The Ouija board was well used. Sarah put a glass in the middle and the girls held hands.
‘Will we try and get the wee boy again?’ the other new friend said. ‘Close your eyes.’
The room was quiet. Pamela heard a slow breath from the man in the corner and then nothing. The fridge buzzed.
‘Darren, are you there today?’
Pamela opened her eyes and saw the girls with their eyes shut tight. The other new friend, Kirsty, swayed. Her shut eyes twitched hard.
‘Darren, are you with us?’
Nothing.
‘Right, well you’re obviously playing with your wee pals today,’ Sarah said. ‘Who else shall we do?’
They looked at Pamela. Pamela shrugged.
‘My granny,’ Kirsty said.
‘We always do your granny and she always says your granda’s a cunt.’
Sarah tapped the glass against the board. Pamela kept quiet but she thought loads. She thought about her da up there.
‘Right, will we do my uncle Tam then?’ Sarah said and the girls were quiet again. The man in the corner rolled over and yawned.
‘Shoosh,’ said Sarah.
Pamela closed her eyes and thought of her da. She could no longer see him in her head but she heard his voice and followed the sound of his voice.
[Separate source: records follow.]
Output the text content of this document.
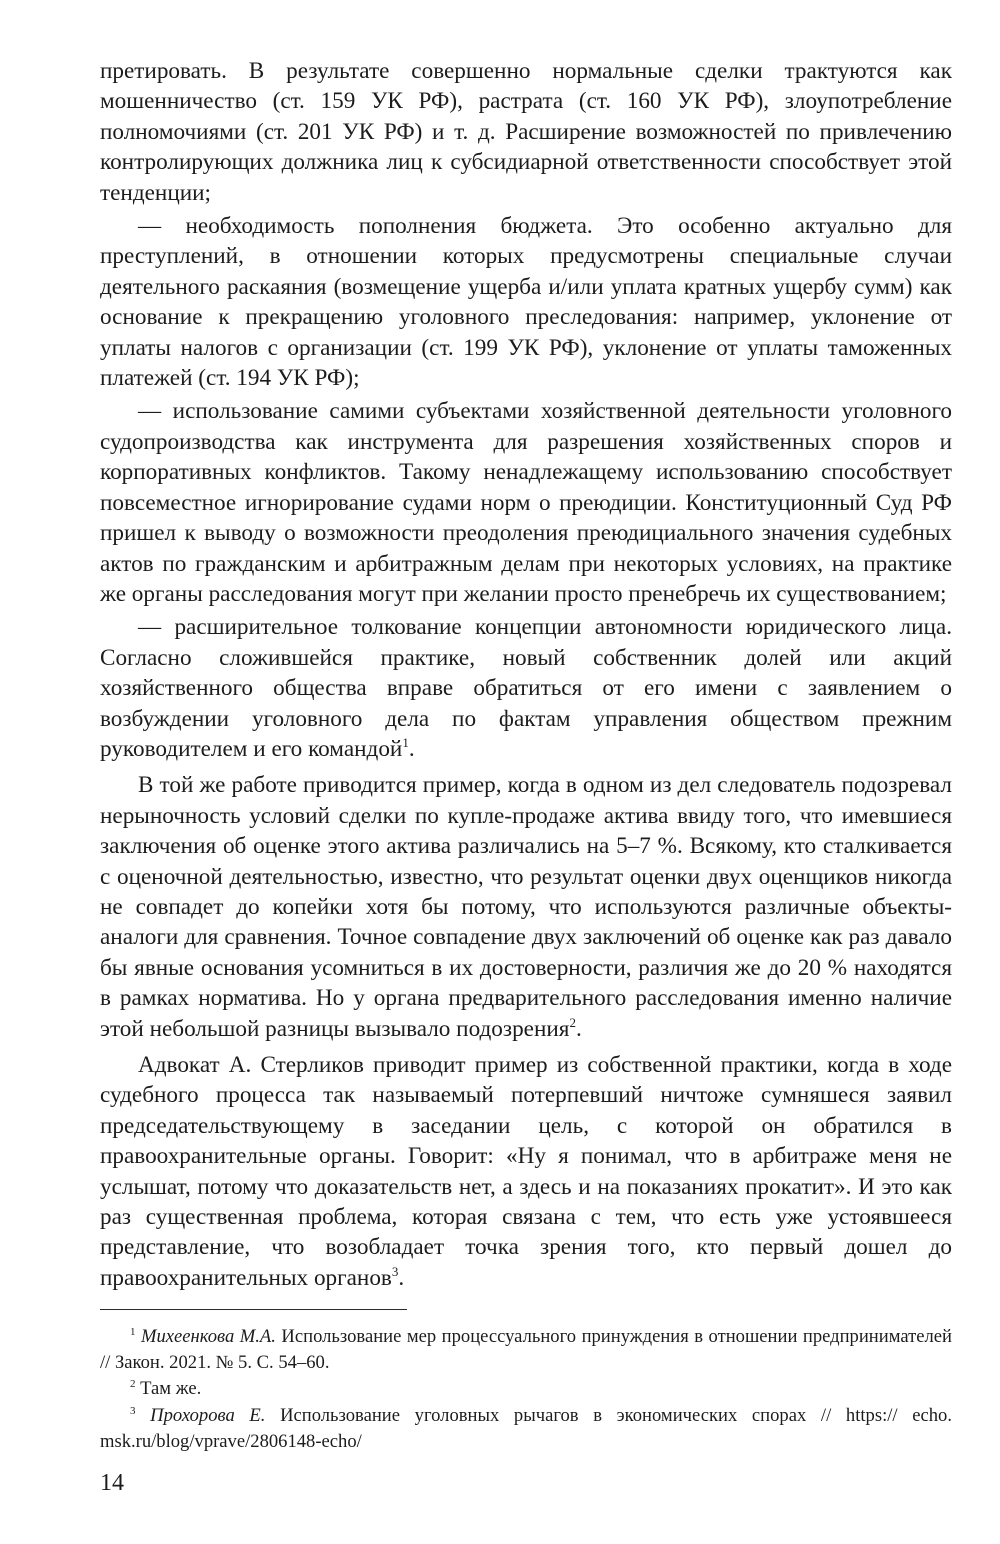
претировать. В результате совершенно нормальные сделки трактуются как мошенничество (ст. 159 УК РФ), растрата (ст. 160 УК РФ), злоупотребление полномочиями (ст. 201 УК РФ) и т. д. Расширение возможностей по привлечению контролирующих должника лиц к субсидиарной ответственности способствует этой тенденции;

— необходимость пополнения бюджета. Это особенно актуально для преступлений, в отношении которых предусмотрены специальные случаи деятельного раскаяния (возмещение ущерба и/или уплата кратных ущербу сумм) как основание к прекращению уголовного преследования: например, уклонение от уплаты налогов с организации (ст. 199 УК РФ), уклонение от уплаты таможенных платежей (ст. 194 УК РФ);

— использование самими субъектами хозяйственной деятельности уголовного судопроизводства как инструмента для разрешения хозяйственных споров и корпоративных конфликтов. Такому ненадлежащему использованию способствует повсеместное игнорирование судами норм о преюдиции. Конституционный Суд РФ пришел к выводу о возможности преодоления преюдициального значения судебных актов по гражданским и арбитражным делам при некоторых условиях, на практике же органы расследования могут при желании просто пренебречь их существованием;

— расширительное толкование концепции автономности юридического лица. Согласно сложившейся практике, новый собственник долей или акций хозяйственного общества вправе обратиться от его имени с заявлением о возбуждении уголовного дела по фактам управления обществом прежним руководителем и его командой$^1$.

В той же работе приводится пример, когда в одном из дел следователь подозревал нерыночность условий сделки по купле-продаже актива ввиду того, что имевшиеся заключения об оценке этого актива различались на 5–7 %. Всякому, кто сталкивается с оценочной деятельностью, известно, что результат оценки двух оценщиков никогда не совпадет до копейки хотя бы потому, что используются различные объекты-аналоги для сравнения. Точное совпадение двух заключений об оценке как раз давало бы явные основания усомниться в их достоверности, различия же до 20 % находятся в рамках норматива. Но у органа предварительного расследования именно наличие этой небольшой разницы вызывало подозрения$^2$.

Адвокат А. Стерликов приводит пример из собственной практики, когда в ходе судебного процесса так называемый потерпевший ничтоже сумняшеся заявил председательствующему в заседании цель, с которой он обратился в правоохранительные органы. Говорит: «Ну я понимал, что в арбитраже меня не услышат, потому что доказательств нет, а здесь и на показаниях прокатит». И это как раз существенная проблема, которая связана с тем, что есть уже устоявшееся представление, что возобладает точка зрения того, кто первый дошел до правоохранительных органов$^3$.

$^1$ Михеенкова М.А. Использование мер процессуального принуждения в отношении предпринимателей // Закон. 2021. № 5. С. 54–60.

$^2$ Там же.

$^3$ Прохорова Е. Использование уголовных рычагов в экономических спорах // https:// echo. msk.ru/blog/vprave/2806148-echo/

14
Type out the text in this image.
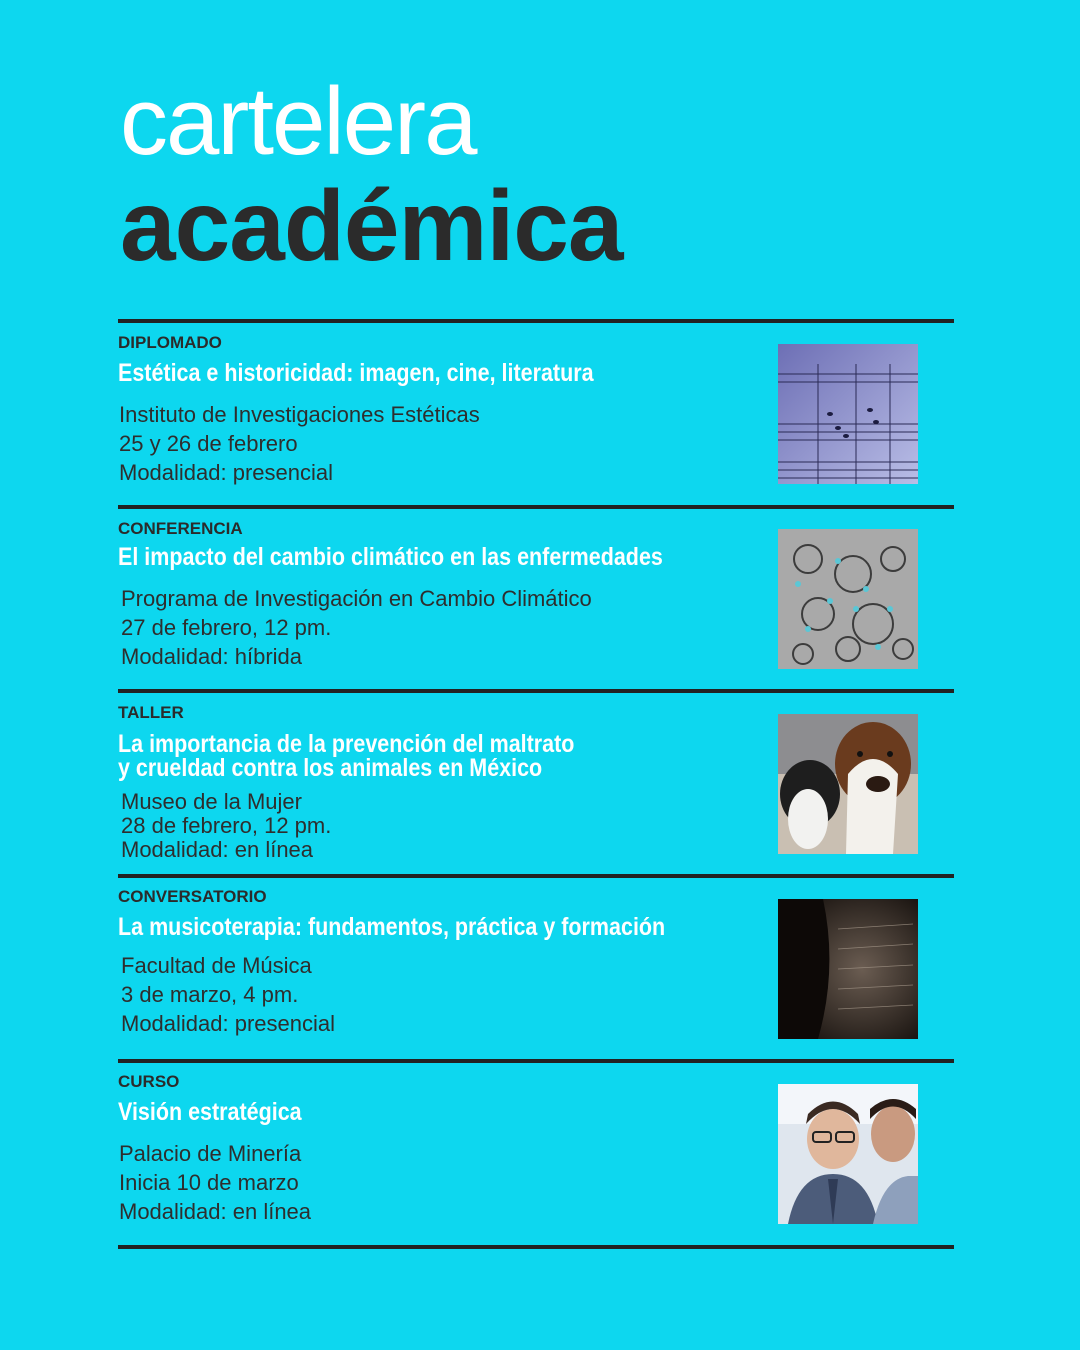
cartelera
académica
DIPLOMADO
Estética e historicidad: imagen, cine, literatura
Instituto de Investigaciones Estéticas
25 y 26 de febrero
Modalidad: presencial
CONFERENCIA
El impacto del cambio climático en las enfermedades
Programa de Investigación en Cambio Climático
27 de febrero, 12 pm.
Modalidad: híbrida
TALLER
La importancia de la prevención del maltrato
y crueldad contra los animales en México
Museo de la Mujer
28 de febrero, 12 pm.
Modalidad: en línea
CONVERSATORIO
La musicoterapia: fundamentos, práctica y formación
Facultad de Música
3 de marzo, 4 pm.
Modalidad: presencial
CURSO
Visión estratégica
Palacio de Minería
Inicia 10 de marzo
Modalidad: en línea
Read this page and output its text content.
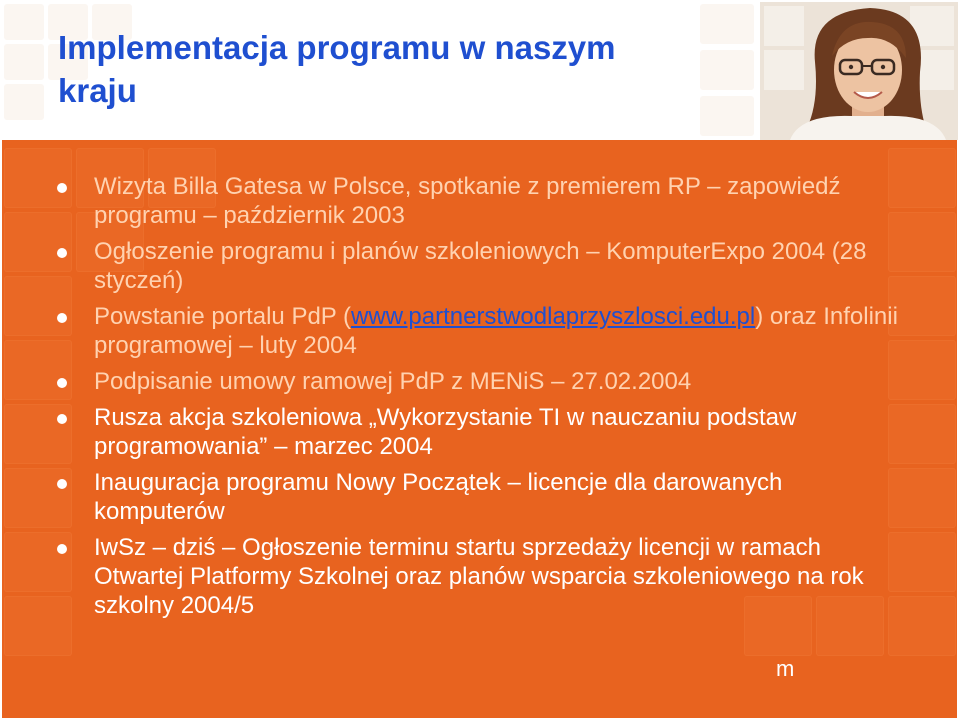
Implementacja programu w naszym kraju
Wizyta Billa Gatesa w Polsce, spotkanie z premierem RP – zapowiedź programu – październik 2003
Ogłoszenie programu i planów szkoleniowych – KomputerExpo 2004 (28 styczeń)
Powstanie portalu PdP (www.partnerstwodlaprzyszlosci.edu.pl) oraz Infolinii programowej – luty 2004
Podpisanie umowy ramowej PdP z MENiS – 27.02.2004
Rusza akcja szkoleniowa „Wykorzystanie TI w nauczaniu podstaw programowania” – marzec 2004
Inauguracja programu Nowy Początek – licencje dla darowanych komputerów
IwSz – dziś – Ogłoszenie terminu startu sprzedaży licencji w ramach Otwartej Platformy Szkolnej oraz planów wsparcia szkoleniowego na rok szkolny 2004/5
m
It was taking her somewhere.
‘Fucking Christ!’ Sarah shouted. ‘She’s took a fit.’
Kirsty was shaking, her eyes rolled back into her head, spit coming from her mouth. Great shudders in her body, her knees coming up and knocking the table, Pamela not knowing which way she was going to fall.
‘Lie her down,’ the man in the corner said. He was up, in his socks and boxers and T-shirt, pulling her, sliding her legs along the floor from under the wee table.
‘She’s got a spirit in her,’ Sarah said. ‘Oh my fucking God, she’s taken on a spirit.’
And Pamela thought of her dad.
‘Get a spoon!’
Someone was shouting. It was the man. To her.
‘You, get a spoon from the kitchen.’
Pamela ran and her legs were sick with fear. Her dad. Her dad. Her dad.
The man lay the shaking girl on her back and put the spoon in her mouth.
‘Get back,’ he said and knelt at her head, putting his palms on her forehead and cheeks as she thrashed about.
‘Get the spirit out,’ Sarah said and she was crying and screaming and shaking herself.
‘It’s not a spirit,’ the man said. ‘Somebody get an ambulance.’
Sarah phoned downstairs and the concierge said he’d send for an ambulance and the three of them waited while Kirsty fitted and sweated on the floor.
‘Vodka, Ponstan, Temgesics and hash,’ Sarah told the ambulance woman when asked what Kirsty had taken.
They’d done something else as well, Sarah wasn’t telling. Pamela didn’t even know what it was but had put it in her mouth and swallowed it with her vodka. She pressed her back against the wall and watched the procession out of the house; Sarah first, to open the doors, the ambulance woman at the head of the stretcher, Kirsty flat out with the drip in her, the other ambulance man at the back and the man in the corner last, carrying her bag and cardigan. She stayed pressed against the wall as they closed the door, imagining her da, as crazy as ever, wondering about the spirit world.